Wednesday, February 24, 2010

52 Cookies - Chapter 8

I know I have mentioned before how I will select a new recipe based on a unique ingredient. That was definitely the case for this week's installment on my Cookie Journey. This recipe never even made it to the recipe binder either as I just tore it out of the March 2010 issue of Family Circle magazine that my Mom re-purposed to me last weekend. We swap magazines with each other when we are done with them. Sometimes the magazines will have pages ripped out of them and we will wonder what was so interesting that the other person needed that page so badly. I tear more out than she does and I sometimes feel bad about giving her a magazine with pages ripped out. But then I get over it when I remember that I paid for it and I'm entitled to do whatever I want with my magazines! Sorry Mom!

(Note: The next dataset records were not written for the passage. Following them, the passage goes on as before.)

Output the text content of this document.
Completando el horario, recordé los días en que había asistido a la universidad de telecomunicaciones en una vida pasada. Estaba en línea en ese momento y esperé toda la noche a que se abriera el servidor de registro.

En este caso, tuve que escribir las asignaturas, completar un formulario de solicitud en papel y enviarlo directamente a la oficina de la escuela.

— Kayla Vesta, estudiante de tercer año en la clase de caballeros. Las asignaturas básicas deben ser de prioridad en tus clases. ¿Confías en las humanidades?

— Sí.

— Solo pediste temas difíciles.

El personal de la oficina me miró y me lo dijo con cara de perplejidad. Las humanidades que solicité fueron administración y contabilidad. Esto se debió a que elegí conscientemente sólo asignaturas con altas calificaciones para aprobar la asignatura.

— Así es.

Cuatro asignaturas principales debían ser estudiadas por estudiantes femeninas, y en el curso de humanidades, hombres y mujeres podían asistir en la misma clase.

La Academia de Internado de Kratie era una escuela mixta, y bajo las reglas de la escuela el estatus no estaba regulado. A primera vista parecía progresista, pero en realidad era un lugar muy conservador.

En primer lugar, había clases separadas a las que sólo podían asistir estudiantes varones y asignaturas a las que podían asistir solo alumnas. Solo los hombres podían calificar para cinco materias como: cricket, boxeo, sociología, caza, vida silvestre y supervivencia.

The intriguing ingredient in this week's cookie is ricotta cheese. I'll let you think about that one for a minute. Now, try and predict what you think ricotta cheese might do to a cookie. You know, I really should have gotten better grades in chemistry class because baking is very much a science experiment. Have you ever seen lemon juice and baking soda together?! It's fun to watch! The ricotta cheese helped to produce a very moist and tender, but not fragile cookie. They are very simple little cake-style cookies with even simpler glaze-type icing on top. I had a lemon on-hand and decided to add a little lemon zest to the glaze to give it some flavor. That lemon zest was just the ticket to convince Evan he wanted one of these otherwise ho-hum looking cookies and then he asked for a second one. Evan loves lemons, and cherries and chocolate, and cheeseburgers and tacos and milkshakes. And that's about it. So, most meals, he isn't very happy. At least these cookies made him happy. It was nice to have a simple tasting cookie this week after those obnoxiously rich (nearly candy) cookies from last week.

Ricotta Cookies
Here's what you'll need:
2 1/4 cups flour
1 teaspoon baking powder
1/2 teaspoon baking soda
1/8 teaspoon salt
1/2 cup butter, softened
1 cup sugar
1 egg
1 cup ricotta cheese
1 teaspoon vanilla
2 cups powdered sugar
3 Tablespoons milk
You can add orange, lemon or lime zest to alter the flavor. You can use a little vanilla, or, a little coffee or maple flavoring; whatever direction you'd like to take these great little cookies. These are perfect with a cup of coffee or tea.

Here's what you do:
Heat the oven to 350 degrees and line two cookie sheets with parchment paper. Combine the flour, baking powder, baking soda and salt in a small bowl and whisk together. Set this aside. In a large mixing bowl, add your softened butter and granulated sugar. Blend that with your mixer until it's light and fluffy. A couple of minutes will do just fine. Now, add the egg, ricotta cheese and vanilla. Beat until completely combined, scraping down the sides of your bowl if necessary. Turn your mixer down to low and slowing add the flour mixture. The reason you want your mixer on low is so you don't end up with a face full of flower. Trust me, it's not fun when that happens. Beat until combined. I used my favorite little cookie dough scoop and lined the cookie dough up on a cookie sheet. I was conservative at first lining them up since I didn't know how much these cookies would spread out. Let's just say, they stayed in their exact little mound shapes and didn't spread at all. So that first tray looked almost like a bunch of ping pong balls when they came out of the oven. The next tray I decided I would smoosh (technical term) the dough down a bit before putting them in the oven. That worked out much better and helped them take on the universal cookie shape I was looking for. Bake the cookies for roughly 11 minutes or so. Start watching them at 10 minutes and see how it goes. Every oven is different. You'll know when they are done. You don't want any browning on top, but take comfort in knowing that if you have an oops! that you will be covering them in a glaze that will thankfully camoflage it. Let the cookies cool completely on a cookie rack before glazing them. While they cool, mix the powdered sugar, milk and any flavoring you might like to try out. Make sure your consistency isn't so thick it needs to be spread. These cookies are too tender for that. Besides, you want that nice and smooth, glossy finish that only a glaze can provide. I take that back, chocolate ganache has been known to leave a nice, glossy finish too! Once your glaze is ready, you take one cookie at a time and dip the tops in allowing excess to drip off. Then turn the cookie right-side-up and let the glaze set-up on the cookie on the cookie rack.

The plate these cookies are presented on in this picture comes from a huge collection of my Grandma Blue's enamel ware that she left me when she passed away almost 17 years ago. Grandma collected that blue spackled stuff for all of my life. Her kitchen was full of it and I just loved it and she knew it. It reminded me of what cowboys would eat from out on the trail. I loved the idea of scraping the tin pans to scoop out beans or cobbler that had been prepared over a campfire. I let each of my brothers choose a piece of the collection to have for themselves and the rest has been mine to use, display and store in my cedar chest. Everytime I take out a plate or bowl from her collection, I know Grandma is pleased to see them still being used.